解析InnoDB(.ibd)存储结构

一直都对innodb的文件结构非常感兴趣 , 最近又翻了翻Jeremy Cole关于InnoDB的文章(https://blog.jcole.us/2013/01/03/the-basics-of-innodb-space-file-layout/), 手又痒痒, 用Java写了一个解析innodb数据文件(.ibd)文件的小程序, 可以对.ibd的基本存储单位页(Page)的页头页和页尾进行解析。想做为一个开始, 后续如果有精力且资料充足的情况下, 会把逐步将innodb主要的Page都解析出来。

InnoDB的数据存储使用"space"模型, 通常称为表空间, 对应".ibd"文件。MySQL默认一个表对应一个表空间(innodb_file_per_table=ON), 也就是一个数据库里的表, 会对应一个{datadir}/{database}/{table}.idb文件。

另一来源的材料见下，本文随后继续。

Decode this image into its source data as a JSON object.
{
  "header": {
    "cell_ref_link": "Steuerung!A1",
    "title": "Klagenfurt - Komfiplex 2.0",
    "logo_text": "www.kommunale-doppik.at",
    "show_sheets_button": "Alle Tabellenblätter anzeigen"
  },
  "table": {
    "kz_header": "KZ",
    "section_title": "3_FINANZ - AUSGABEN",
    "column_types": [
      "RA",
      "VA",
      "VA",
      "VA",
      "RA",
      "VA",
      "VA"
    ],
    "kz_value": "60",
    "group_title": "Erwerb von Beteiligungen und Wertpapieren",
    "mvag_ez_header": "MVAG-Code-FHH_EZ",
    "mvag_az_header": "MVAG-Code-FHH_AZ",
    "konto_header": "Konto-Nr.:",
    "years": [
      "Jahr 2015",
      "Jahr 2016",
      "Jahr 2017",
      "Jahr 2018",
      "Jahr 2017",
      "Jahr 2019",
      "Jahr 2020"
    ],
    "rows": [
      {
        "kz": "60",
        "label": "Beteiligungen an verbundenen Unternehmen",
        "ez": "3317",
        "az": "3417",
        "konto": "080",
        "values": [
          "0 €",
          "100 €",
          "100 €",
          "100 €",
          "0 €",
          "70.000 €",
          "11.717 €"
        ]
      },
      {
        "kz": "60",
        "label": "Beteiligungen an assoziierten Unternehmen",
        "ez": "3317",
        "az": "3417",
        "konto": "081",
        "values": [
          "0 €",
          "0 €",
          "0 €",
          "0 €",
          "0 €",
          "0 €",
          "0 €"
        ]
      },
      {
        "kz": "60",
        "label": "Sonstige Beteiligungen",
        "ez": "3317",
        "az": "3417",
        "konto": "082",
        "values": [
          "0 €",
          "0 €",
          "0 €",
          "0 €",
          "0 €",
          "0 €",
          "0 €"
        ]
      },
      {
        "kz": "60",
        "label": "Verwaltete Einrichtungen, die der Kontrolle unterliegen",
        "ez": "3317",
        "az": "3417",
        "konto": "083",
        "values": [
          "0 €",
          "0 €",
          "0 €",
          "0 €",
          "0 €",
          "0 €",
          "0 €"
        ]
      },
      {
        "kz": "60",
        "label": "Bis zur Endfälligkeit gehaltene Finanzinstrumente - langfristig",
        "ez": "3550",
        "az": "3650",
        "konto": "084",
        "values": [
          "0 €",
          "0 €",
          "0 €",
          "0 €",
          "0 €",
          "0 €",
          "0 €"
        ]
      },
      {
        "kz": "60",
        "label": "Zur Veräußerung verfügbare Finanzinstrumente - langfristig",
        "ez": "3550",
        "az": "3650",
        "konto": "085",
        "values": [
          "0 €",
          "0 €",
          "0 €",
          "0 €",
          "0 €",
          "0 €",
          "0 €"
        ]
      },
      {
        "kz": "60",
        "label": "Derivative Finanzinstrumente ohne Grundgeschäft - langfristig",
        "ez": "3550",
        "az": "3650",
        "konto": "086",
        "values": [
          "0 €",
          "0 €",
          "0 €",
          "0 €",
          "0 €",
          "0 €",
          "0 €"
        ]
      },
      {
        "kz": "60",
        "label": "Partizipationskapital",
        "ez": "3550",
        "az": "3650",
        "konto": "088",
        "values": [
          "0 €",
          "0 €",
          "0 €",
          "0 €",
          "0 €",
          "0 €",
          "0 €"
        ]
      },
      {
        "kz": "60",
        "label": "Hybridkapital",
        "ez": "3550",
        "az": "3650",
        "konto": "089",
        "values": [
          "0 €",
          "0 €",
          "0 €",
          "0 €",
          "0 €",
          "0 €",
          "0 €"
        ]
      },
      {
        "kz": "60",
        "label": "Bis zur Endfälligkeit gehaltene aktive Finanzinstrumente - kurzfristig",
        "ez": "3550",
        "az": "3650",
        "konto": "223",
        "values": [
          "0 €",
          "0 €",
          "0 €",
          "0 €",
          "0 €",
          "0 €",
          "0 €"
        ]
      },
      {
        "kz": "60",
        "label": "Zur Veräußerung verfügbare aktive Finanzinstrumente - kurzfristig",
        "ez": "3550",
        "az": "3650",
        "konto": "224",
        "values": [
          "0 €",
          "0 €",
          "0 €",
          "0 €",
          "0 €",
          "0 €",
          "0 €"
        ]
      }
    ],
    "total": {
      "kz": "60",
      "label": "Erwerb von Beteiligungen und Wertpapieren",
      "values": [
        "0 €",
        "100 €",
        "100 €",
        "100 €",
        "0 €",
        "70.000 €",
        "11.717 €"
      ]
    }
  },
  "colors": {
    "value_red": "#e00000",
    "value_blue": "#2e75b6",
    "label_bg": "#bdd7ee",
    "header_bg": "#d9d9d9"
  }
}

表空间在管理上会分割成一个个页(Page), 默认大小为16KB(16384), 受Innodb_page_size参数控制, Page是InnoDB表空间的最小单位,每个Page又包含38字节的页头(FIL Header)和8字节的页尾(FIL Trailer)。

InnoDB’s data storage model uses “spaces”, often called “tablespaces” in the context of MySQL, and sometimes called “file spaces” in InnoDB itself.
Each space is divided into pages, normally 16 KiB each
Every page has a 38-byte FIL header and 8-byte FIL trailer (FIL is a shortened form of “file”).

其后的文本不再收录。